Bear in mind that the Samsung Galaxy S we tried was straight from the carrier with Android 2.2 Froyo, not rooted, and not with the lagfix, so some results suffered due to its stock RFS file system, especially in general benchmarks which measure read/write speeds, like Quadrant.
When the lagfix betters its file system the Galaxy S easily gets 2200+ on Quadrant, but we wanted to compare the handsets as their creators intended.
Other than that, the LG Optimus 2X performed better in almost all of the tests, except for close results in a 3D graphics test, where it managed only about 13% more frames per second than the Samsung Galaxy S (we can discount the huge difference in Neocore, since it is a rather old test, but we did it just for reference purposes). We have marked in the titles the instances where the lower score is the good one; in the rest of the benchmarks higher means better.

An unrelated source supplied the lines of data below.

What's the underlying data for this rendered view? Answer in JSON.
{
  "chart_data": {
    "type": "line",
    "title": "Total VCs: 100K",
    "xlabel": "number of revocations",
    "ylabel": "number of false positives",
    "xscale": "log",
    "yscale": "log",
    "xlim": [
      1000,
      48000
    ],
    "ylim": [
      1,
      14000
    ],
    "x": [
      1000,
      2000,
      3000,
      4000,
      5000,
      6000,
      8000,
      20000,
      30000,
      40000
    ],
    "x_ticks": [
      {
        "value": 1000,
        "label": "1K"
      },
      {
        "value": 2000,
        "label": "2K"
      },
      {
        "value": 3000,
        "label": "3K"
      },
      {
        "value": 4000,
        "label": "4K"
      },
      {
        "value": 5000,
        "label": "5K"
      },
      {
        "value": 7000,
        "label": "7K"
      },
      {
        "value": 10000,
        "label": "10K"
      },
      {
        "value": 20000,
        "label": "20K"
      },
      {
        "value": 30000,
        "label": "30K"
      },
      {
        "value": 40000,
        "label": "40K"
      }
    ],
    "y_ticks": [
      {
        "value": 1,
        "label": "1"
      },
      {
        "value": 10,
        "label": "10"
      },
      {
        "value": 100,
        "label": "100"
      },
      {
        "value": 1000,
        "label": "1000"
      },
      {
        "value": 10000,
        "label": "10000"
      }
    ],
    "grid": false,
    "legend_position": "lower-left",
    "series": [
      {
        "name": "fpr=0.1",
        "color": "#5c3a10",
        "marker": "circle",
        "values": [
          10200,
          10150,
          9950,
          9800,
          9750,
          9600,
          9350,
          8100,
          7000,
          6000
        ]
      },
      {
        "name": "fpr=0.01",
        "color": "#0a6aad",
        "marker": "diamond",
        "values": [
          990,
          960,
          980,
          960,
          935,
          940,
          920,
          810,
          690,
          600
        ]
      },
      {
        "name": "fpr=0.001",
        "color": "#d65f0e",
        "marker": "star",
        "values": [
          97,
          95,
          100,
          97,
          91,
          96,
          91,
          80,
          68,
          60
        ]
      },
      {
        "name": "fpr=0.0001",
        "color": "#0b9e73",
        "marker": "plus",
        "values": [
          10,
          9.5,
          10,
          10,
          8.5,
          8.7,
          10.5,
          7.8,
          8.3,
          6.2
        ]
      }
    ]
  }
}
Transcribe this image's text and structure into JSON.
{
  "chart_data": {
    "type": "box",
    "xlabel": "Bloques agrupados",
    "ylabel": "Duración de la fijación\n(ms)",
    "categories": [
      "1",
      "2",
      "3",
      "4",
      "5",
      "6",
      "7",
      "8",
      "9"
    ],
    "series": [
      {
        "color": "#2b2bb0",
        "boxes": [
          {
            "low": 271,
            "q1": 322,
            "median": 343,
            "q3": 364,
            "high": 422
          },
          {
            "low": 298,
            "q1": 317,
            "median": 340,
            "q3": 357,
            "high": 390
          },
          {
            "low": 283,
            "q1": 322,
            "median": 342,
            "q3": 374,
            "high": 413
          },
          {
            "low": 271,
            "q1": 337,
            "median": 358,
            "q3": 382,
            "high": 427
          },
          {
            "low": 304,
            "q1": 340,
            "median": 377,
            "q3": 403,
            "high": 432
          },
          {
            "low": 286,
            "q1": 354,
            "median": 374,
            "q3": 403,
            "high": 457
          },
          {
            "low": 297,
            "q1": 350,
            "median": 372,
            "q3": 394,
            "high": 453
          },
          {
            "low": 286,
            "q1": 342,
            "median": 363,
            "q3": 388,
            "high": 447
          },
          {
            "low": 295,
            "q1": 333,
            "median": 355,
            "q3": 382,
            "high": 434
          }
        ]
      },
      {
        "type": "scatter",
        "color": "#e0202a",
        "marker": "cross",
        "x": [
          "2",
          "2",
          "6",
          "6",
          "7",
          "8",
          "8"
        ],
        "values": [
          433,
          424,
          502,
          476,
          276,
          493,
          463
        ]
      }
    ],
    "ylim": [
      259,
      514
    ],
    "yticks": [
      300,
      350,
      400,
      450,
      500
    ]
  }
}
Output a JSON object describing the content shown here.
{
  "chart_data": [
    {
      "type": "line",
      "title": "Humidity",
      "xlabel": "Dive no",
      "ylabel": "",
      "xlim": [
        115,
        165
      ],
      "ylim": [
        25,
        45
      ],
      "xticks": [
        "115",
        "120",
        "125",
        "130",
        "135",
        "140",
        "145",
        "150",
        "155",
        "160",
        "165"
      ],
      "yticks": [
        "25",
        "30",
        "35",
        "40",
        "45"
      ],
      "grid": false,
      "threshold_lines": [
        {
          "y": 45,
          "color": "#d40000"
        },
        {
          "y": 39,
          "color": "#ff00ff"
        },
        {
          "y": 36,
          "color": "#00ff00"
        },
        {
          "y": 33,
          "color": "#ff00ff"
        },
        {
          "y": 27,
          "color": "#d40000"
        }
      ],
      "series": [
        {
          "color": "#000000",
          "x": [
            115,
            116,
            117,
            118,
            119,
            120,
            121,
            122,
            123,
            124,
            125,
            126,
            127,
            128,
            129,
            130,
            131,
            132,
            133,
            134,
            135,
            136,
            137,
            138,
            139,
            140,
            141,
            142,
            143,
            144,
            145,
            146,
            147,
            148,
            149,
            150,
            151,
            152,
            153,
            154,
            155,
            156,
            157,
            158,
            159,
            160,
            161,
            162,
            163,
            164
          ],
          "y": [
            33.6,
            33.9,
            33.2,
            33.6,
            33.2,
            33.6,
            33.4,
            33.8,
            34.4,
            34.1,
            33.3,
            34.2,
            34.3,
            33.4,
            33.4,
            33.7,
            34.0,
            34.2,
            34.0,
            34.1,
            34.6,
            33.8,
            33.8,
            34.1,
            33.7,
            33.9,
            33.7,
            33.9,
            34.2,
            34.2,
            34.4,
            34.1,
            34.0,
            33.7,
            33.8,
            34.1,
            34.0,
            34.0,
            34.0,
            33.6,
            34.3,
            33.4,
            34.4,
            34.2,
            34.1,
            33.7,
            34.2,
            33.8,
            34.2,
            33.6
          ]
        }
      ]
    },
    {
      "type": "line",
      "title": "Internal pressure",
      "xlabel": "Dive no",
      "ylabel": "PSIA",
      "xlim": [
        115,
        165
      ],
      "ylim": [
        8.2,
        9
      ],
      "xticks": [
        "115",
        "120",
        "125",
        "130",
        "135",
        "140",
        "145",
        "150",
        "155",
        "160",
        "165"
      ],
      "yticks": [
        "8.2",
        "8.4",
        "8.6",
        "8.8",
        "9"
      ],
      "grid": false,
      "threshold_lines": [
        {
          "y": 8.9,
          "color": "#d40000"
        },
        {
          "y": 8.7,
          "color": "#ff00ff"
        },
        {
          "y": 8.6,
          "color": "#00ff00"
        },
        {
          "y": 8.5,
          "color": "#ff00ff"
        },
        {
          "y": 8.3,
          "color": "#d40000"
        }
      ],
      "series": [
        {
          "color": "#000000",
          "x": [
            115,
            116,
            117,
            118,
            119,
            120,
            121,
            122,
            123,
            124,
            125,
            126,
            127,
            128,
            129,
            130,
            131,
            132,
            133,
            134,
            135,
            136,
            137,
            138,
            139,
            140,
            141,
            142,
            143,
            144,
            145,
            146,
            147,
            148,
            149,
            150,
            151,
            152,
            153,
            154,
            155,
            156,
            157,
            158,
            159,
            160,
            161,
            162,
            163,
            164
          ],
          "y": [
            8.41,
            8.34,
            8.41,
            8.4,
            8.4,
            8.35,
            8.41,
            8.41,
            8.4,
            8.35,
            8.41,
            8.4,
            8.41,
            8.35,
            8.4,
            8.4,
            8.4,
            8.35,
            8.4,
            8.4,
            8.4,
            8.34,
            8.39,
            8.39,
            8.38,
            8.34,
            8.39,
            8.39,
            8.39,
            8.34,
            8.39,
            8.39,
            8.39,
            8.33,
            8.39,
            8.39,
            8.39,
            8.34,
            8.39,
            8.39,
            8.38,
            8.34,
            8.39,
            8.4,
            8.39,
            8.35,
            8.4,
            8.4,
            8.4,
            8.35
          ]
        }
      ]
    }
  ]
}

In browser benchmarks, on the other hand, the NVIDIA Tegra 2 1GHz dual-core chipset inside the LG Optimus 2X really shined. It delivered thanks to the Symmetrical Multiprocessing (SMP) capabilities of ARM's multi-core Cortex-A9 chips like Tegra 2. Recent changes in the Webkit code, what we have in the Android browser, allow for taking advantage of multiple CPU cores when rendering websites.
Overall, the "two cores are better than one" mantra holds water in everyday usage, and, as we saw at Google's Android 3.0 Honeycomb event, developers are already working on apps and games that take full advantage of the two cores running in tandem, so, come this year's holiday time, we are positive that dual-core will be all the rage as stocking stuffers.